Jason removed edge pieces from the puzzle and reattached them.
Don’t you start to feel wrong too.
I feel okay, said Jason.
I never should have tried to hook our minds up.
That’s just a game, said Jason.
The walking times. The roots. It was so selfish.
But nothing happened.
I felt a twitch.
I wasn’t even thinking about you.
You got infected, she said. It’s like cancer, but in your mind.

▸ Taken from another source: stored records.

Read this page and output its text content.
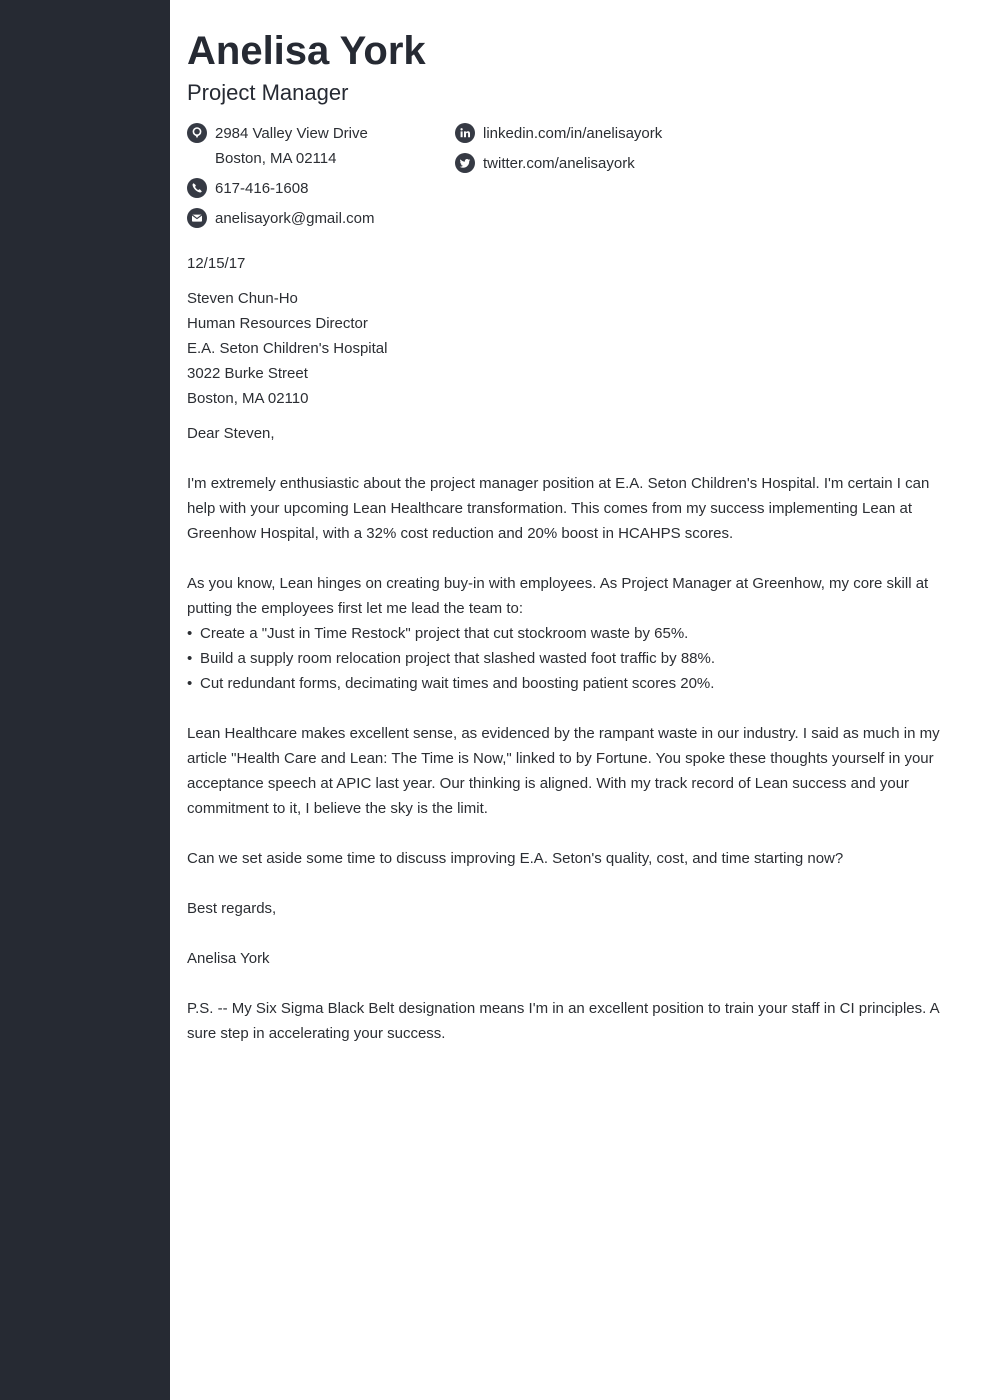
Anelisa York
Project Manager
2984 Valley View Drive
Boston, MA 02114
617-416-1608
anelisayork@gmail.com
linkedin.com/in/anelisayork
twitter.com/anelisayork

12/15/17

Steven Chun-Ho

Human Resources Director

E.A. Seton Children's Hospital

3022 Burke Street

Boston, MA 02110

Dear Steven,

I'm extremely enthusiastic about the project manager position at E.A. Seton Children's Hospital. I'm certain I can help with your upcoming Lean Healthcare transformation. This comes from my success implementing Lean at Greenhow Hospital, with a 32% cost reduction and 20% boost in HCAHPS scores.

As you know, Lean hinges on creating buy-in with employees. As Project Manager at Greenhow, my core skill at putting the employees first let me lead the team to:

• Create a "Just in Time Restock" project that cut stockroom waste by 65%.
• Build a supply room relocation project that slashed wasted foot traffic by 88%.
• Cut redundant forms, decimating wait times and boosting patient scores 20%.

Lean Healthcare makes excellent sense, as evidenced by the rampant waste in our industry. I said as much in my article "Health Care and Lean: The Time is Now," linked to by Fortune. You spoke these thoughts yourself in your acceptance speech at APIC last year. Our thinking is aligned. With my track record of Lean success and your commitment to it, I believe the sky is the limit.

Can we set aside some time to discuss improving E.A. Seton's quality, cost, and time starting now?

Best regards,

Anelisa York

P.S. -- My Six Sigma Black Belt designation means I'm in an excellent position to train your staff in CI principles. A sure step in accelerating your success.
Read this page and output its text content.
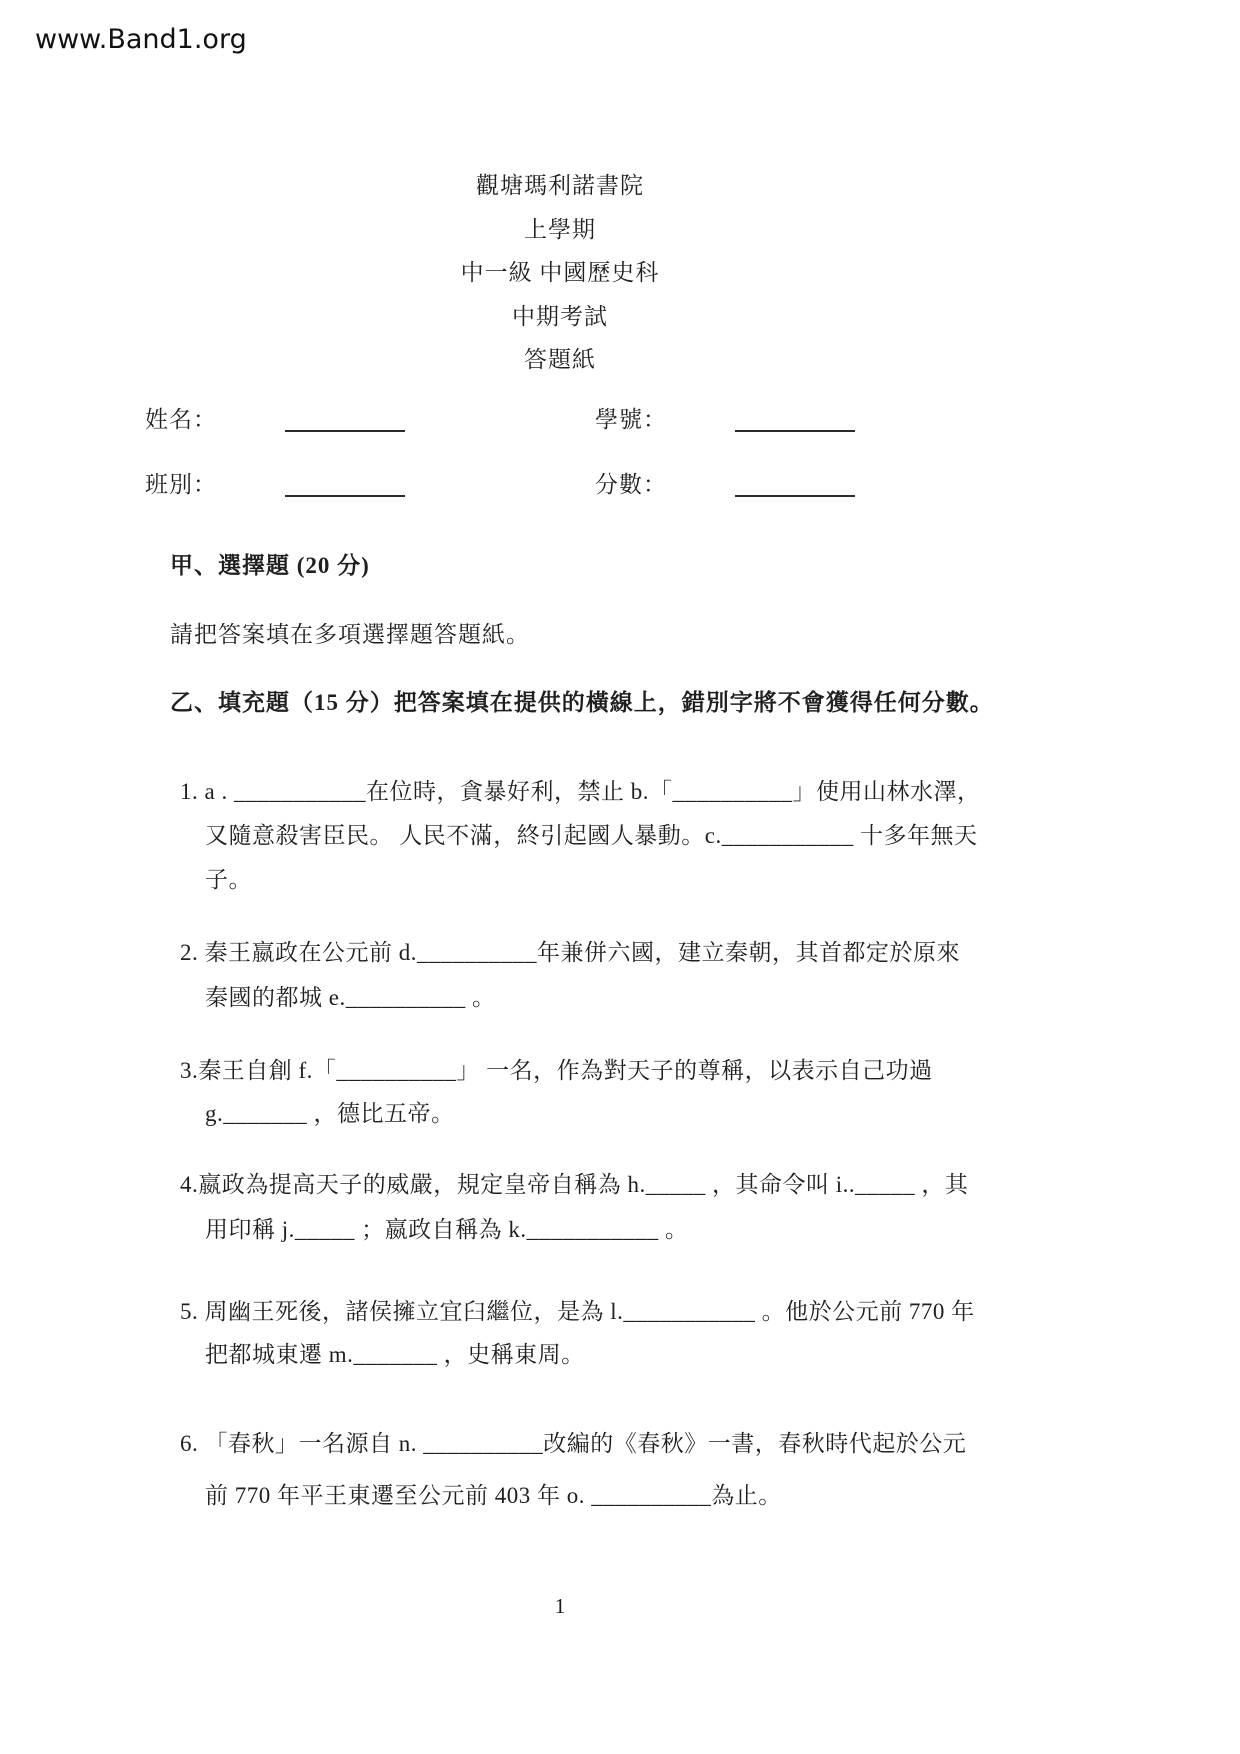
www.Band1.org
觀塘瑪利諾書院
上學期
中一級 中國歷史科
中期考試
答題紙
姓名：	學號：
班別：	分數：
甲、選擇題 (20 分)
請把答案填在多項選擇題答題紙。
乙、填充題（15 分）把答案填在提供的橫線上，錯別字將不會獲得任何分數。
1. a . ___________在位時，貪暴好利，禁止 b.「__________」使用山林水澤，
又隨意殺害臣民。 人民不滿，終引起國人暴動。c.___________ 十多年無天
子。
2. 秦王嬴政在公元前 d.__________年兼併六國，建立秦朝，其首都定於原來
秦國的都城 e.__________ 。
3.秦王自創 f.「__________」 一名，作為對天子的尊稱，以表示自己功過
g._______ ，德比五帝。
4.嬴政為提高天子的威嚴，規定皇帝自稱為 h._____ ，其命令叫 i.._____ ，其
用印稱 j._____ ；嬴政自稱為 k.___________ 。
5. 周幽王死後，諸侯擁立宜臼繼位，是為 l.___________ 。他於公元前 770 年
把都城東遷 m._______ ，史稱東周。
6. 「春秋」一名源自 n. __________改編的《春秋》一書，春秋時代起於公元
前 770 年平王東遷至公元前 403 年 o. __________為止。
1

I don’t have any cancer in my mind.
I know how you look at that grocery boy.
How do—
Ronnie.
Ronnie? said Jason. But he’s ugly.
Mama stared at him like an ulcer was eating her stomach, and he knew he’d said the wrong thing. An ulcer was someone’s fault. He wasn’t ashamed of what he and Shawn had done together, but he understood the need to hide their actions. It had been shortsighted to let Shawn brand him with his black initials like a dog tag. He wanted to get scared and make everything burn, but it wasn’t a year yet, so he lay awake and counted stars and shaped them into profane spires, distant furculae of the night. At the quarry Shawn swung from vines whose handles grew like human toes, but cold, and the animals and squirrels were his friends; when he quacked they said quack quack. When he hooed they hoo-hooed too. Mama snored just once every thirty seconds, but the noises pierced the night like foghorns. Jason tried to think what dream could be catching fire like that. What if she choked on the snores? He entered her room and unfolded her wheelchair and sat down to guard her; he wasn’t tired. The crescent moon was rising. Fireflies that lit the field outside her window were the only darknesses in a ruthless swell of light that closed in on him and Mama together like a choke collar.